Celine Dion is probably one of the Contest’s most famous ever winners and was Switzerland’s second and most recent back in 1988, when the Contest took place in Dublin.
Celine Dion took victory with her entry “Ne partez pas sans moi”. 137 points were enough to claim victory back in the late eighties, 1 point ahead of the United Kingdom.
Corsican first appeared at the Eurovision Song Contest as recent as 2011. It took the language 55 years to appear at the Contest.
Amaury Vassili represented France, with his entry “Sognu”. France finished in 15th place in 2011, with Corsican yet to appear again at the Eurovision Song Contest.
The Czech Republic debuted at the Eurovision Song Contest as recent as 2007. During eight attempts, the country has only reached the Grand Final three times.
2018 saw the Czech Republic’s most successful entry.
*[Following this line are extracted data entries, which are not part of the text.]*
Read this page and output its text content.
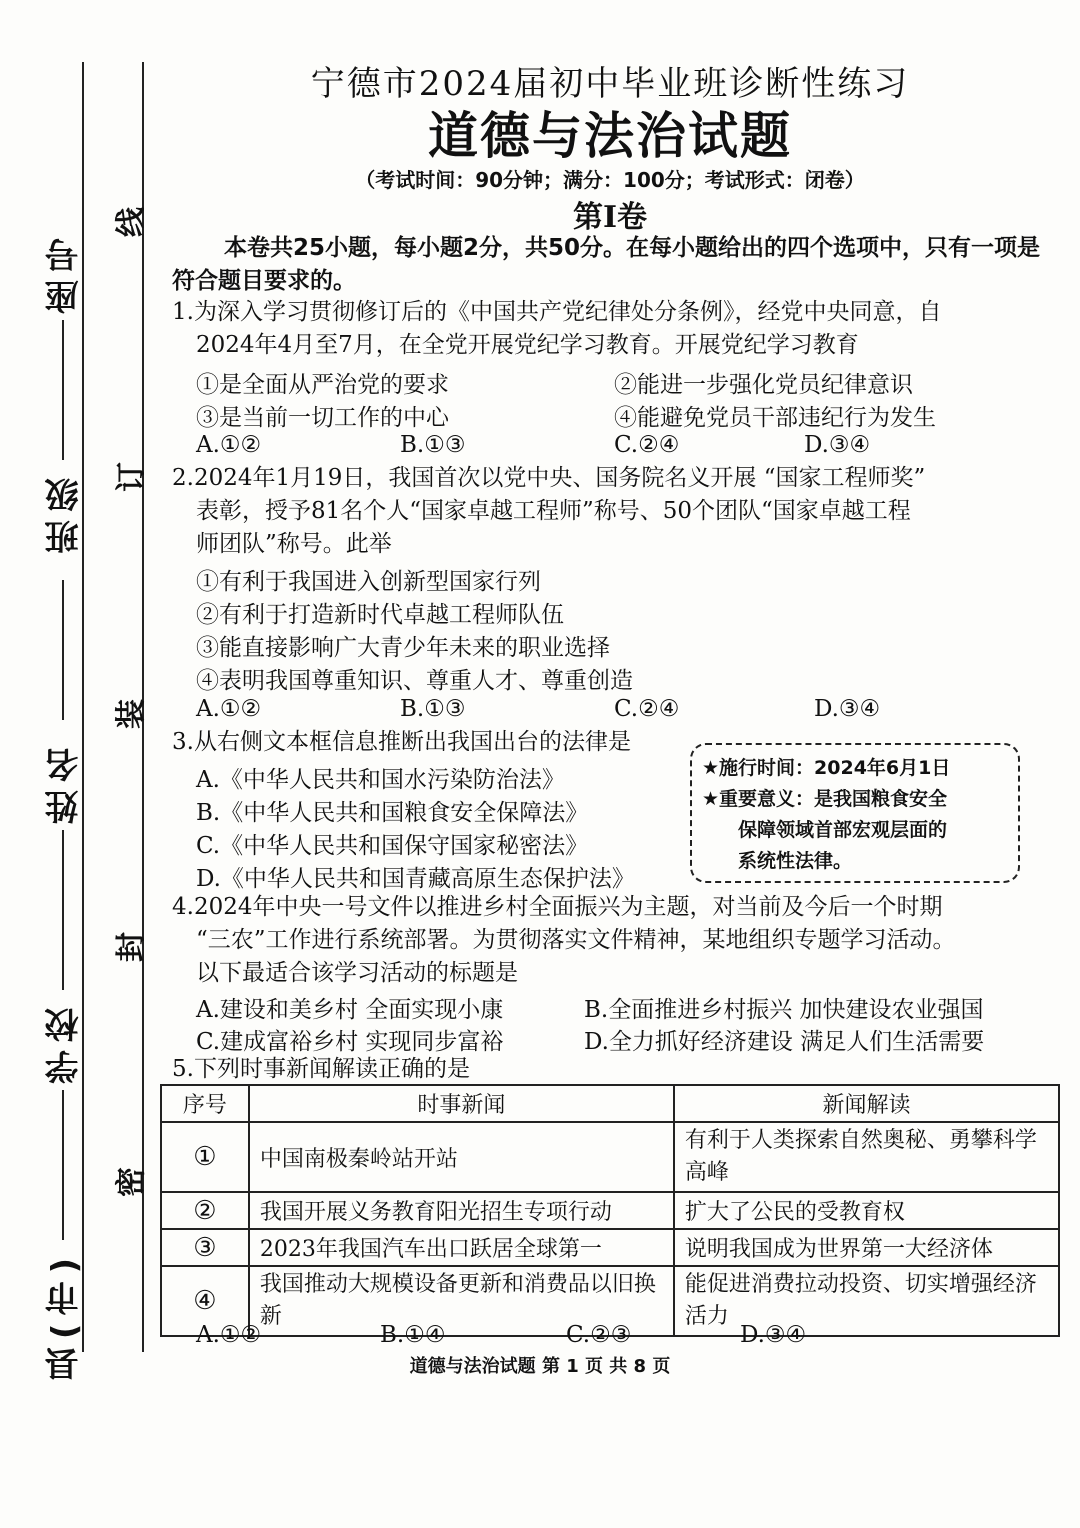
座号
班级
姓名
学校
县(市)
线
订
装
封
密
宁德市2024届初中毕业班诊断性练习
道德与法治试题
（考试时间：90分钟；满分：100分；考试形式：闭卷）
第Ⅰ卷
本卷共25小题，每小题2分，共50分。在每小题给出的四个选项中，只有一项是符合题目要求的。
1.为深入学习贯彻修订后的《中国共产党纪律处分条例》，经党中央同意，自
2024年4月至7月，在全党开展党纪学习教育。开展党纪学习教育
①是全面从严治党的要求	②能进一步强化党员纪律意识
③是当前一切工作的中心	④能避免党员干部违纪行为发生
A.①②	B.①③	C.②④	D.③④
2.2024年1月19日，我国首次以党中央、国务院名义开展 “国家工程师奖”
表彰，授予81名个人“国家卓越工程师”称号、50个团队“国家卓越工程
师团队”称号。此举
①有利于我国进入创新型国家行列
②有利于打造新时代卓越工程师队伍
③能直接影响广大青少年未来的职业选择
④表明我国尊重知识、尊重人才、尊重创造
A.①②	B.①③	C.②④	D.③④
3.从右侧文本框信息推断出我国出台的法律是
A.《中华人民共和国水污染防治法》
B.《中华人民共和国粮食安全保障法》
C.《中华人民共和国保守国家秘密法》
D.《中华人民共和国青藏高原生态保护法》
★施行时间：2024年6月1日
★重要意义：是我国粮食安全
保障领域首部宏观层面的
系统性法律。
4.2024年中央一号文件以推进乡村全面振兴为主题，对当前及今后一个时期
“三农”工作进行系统部署。为贯彻落实文件精神，某地组织专题学习活动。
以下最适合该学习活动的标题是
A.建设和美乡村 全面实现小康	B.全面推进乡村振兴 加快建设农业强国
C.建成富裕乡村 实现同步富裕	D.全力抓好经济建设 满足人们生活需要
5.下列时事新闻解读正确的是
序号	时事新闻	新闻解读
①	中国南极秦岭站开站	有利于人类探索自然奥秘、勇攀科学高峰
②	我国开展义务教育阳光招生专项行动	扩大了公民的受教育权
③	2023年我国汽车出口跃居全球第一	说明我国成为世界第一大经济体
④	我国推动大规模设备更新和消费品以旧换新	能促进消费拉动投资、切实增强经济活力
A.①②	B.①④	C.②③	D.③④
道德与法治试题 第 1 页 共 8 页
Mikolas Josef performed his entry “Lie To Me”. Mikolas achieved a 6th place, with a total of 281 points.
Conchita Wurst is probably one of the Contest’s most famous recent winners, in Copenhagen, 2014. Conchita had tried to enter the Contest two years before, however finished in second place with “That’s What I Am”, at the Austrian National Final.
Conchita took victory with her entry “Rise Like A Pheonix”. Conchita recently placed 2nd during the United Kingdom’s Eurovision Come Together show – one of the replacement programmes for the 2020 Eurovision Song Contest.